With his background in toys -- a constantly evolving, innovative industry -- Irwin worked with others and created an antimicrobial four-layer mask. He also created a reusable and recyclable respirator mask.

Irwin said he believed Prime Minister Justin Trudeau and Ontario Premier Doug Ford when they said they wanted to create a domestic PPE sector.

But neither government has purchased a single mask from him, he said.

Irwin's company went into receivership last summer. He could lose everything, including his home.

"I'm pissed off," Irwin said. "We did nothing wrong, all we did was make a better product that's been ignored."

Others have similar stories.

Paul Sweeny runs Swenco in Waterloo, Ont., a business started by his father 60 years ago.

They make components for safety shoes and, in 2019, got into the N95 mask business after signing a distribution deal with a company in Singapore.

When COVID-19 hit, Sweeny sold a shipping container of N95s in three days.
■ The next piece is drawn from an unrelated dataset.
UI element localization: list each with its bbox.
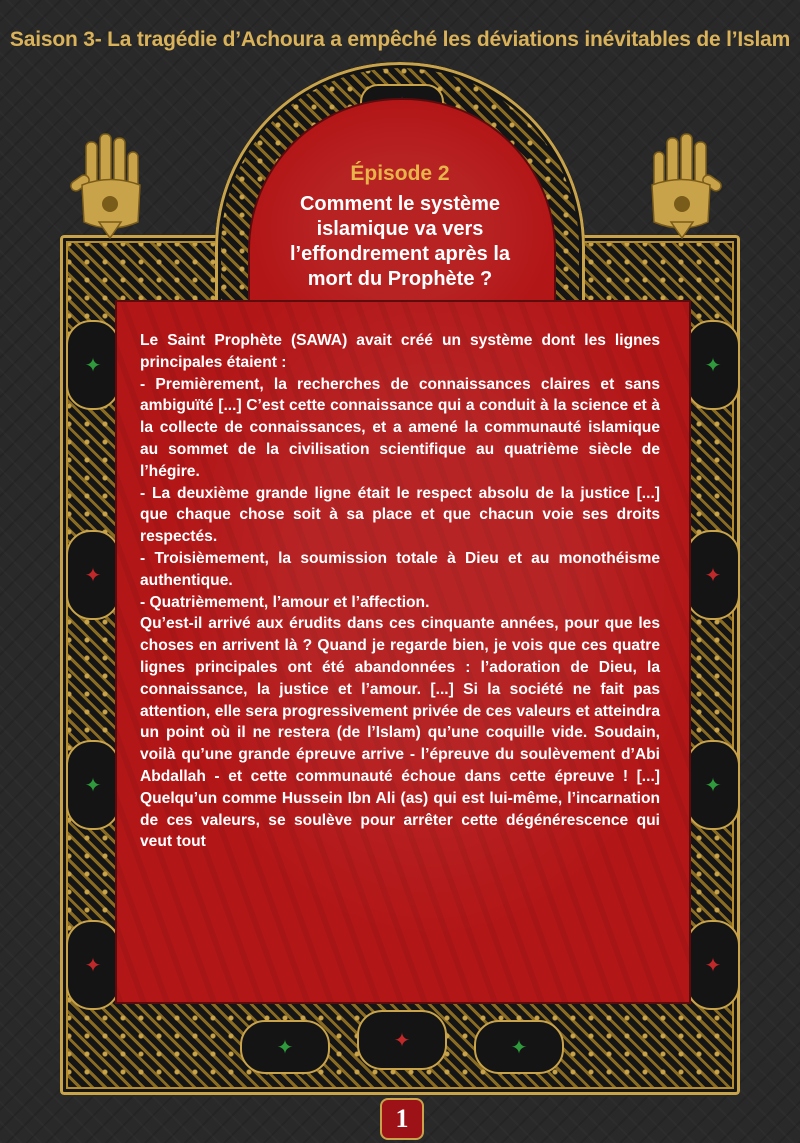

"We decided right then and there, let's get into the mask business," he said.

Ontario gave him a $2 million grant, he said, noting the total investment in the business sits at around $6 million.
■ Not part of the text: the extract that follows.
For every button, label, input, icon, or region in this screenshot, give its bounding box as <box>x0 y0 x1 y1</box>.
Sweeny now has 11 machines in his plant, a massive clean room, automated packaging and robots. The plant has the capacity to make upwards of 25 million masks a month and employ 60 people. But that isn't happening right now.

"The plant is idle," Sweeny said, adding he wants no more platitudes from governments.

"Just give me an order so we can get the machines operational."

Hunt, of the PPE manufacturers association, said governments owe companies who answered the emergency pandemic call. Ottawa and Ontario may have provided funding and helped with research and development, but they haven't come through with orders, he said.

"If the governments are never going to buy Canadian PPE, and you've asked all these companies to invest and develop all this stuff, then give them their money back," Hunt said.

"Let them get out and transition to start something else."

What really upsets many companies, Hunt said, is the announcement by Trudeau and Ford in August 2020 that they were investing $47 million in 3M to produce N95 masks for the governments over the next five years.

Hunt runs a company that makes reusable and biodegradable respirators -- made from corn -- with no hard plastic or metal, and believed after conversations with the federal and provincial governments that he, and other Canadian companies, would get business from them.

"We were totally blindsided by the 3M deal," Hunt said.

The province's Ministry of Public and Business Service Delivery did not answer questions about the deals with 3M and Quebec's Medicom, or if it planned to help the struggling PPE companies.

Spokesman Colin Blachar said it had created a stockpile of PPE from Ontario manufacturers and that "93 per cent of the forecasted PPE for the next 18 months will be purchased from Ontario or Canadian-based manufacturers."

Public Services and Procurement Canada said the federal government took "an aggressive procurement approach" at the start of the pandemic to meet immediate and long-term medical supply requirements. As the pandemic has evolved, the government's requirements for PPE have too, it said.

"We are grateful for all Canadian companies that answered the Government of Canada's call to action to support the pandemic response," spokeswoman Stefanie Hamel wrote.

"These efforts helped to secure domestic production of critical PPE and medical supplies that were urgently needed by front-line health-care workers and helped to meet the most urgent and immediate demands for personal protective equipment."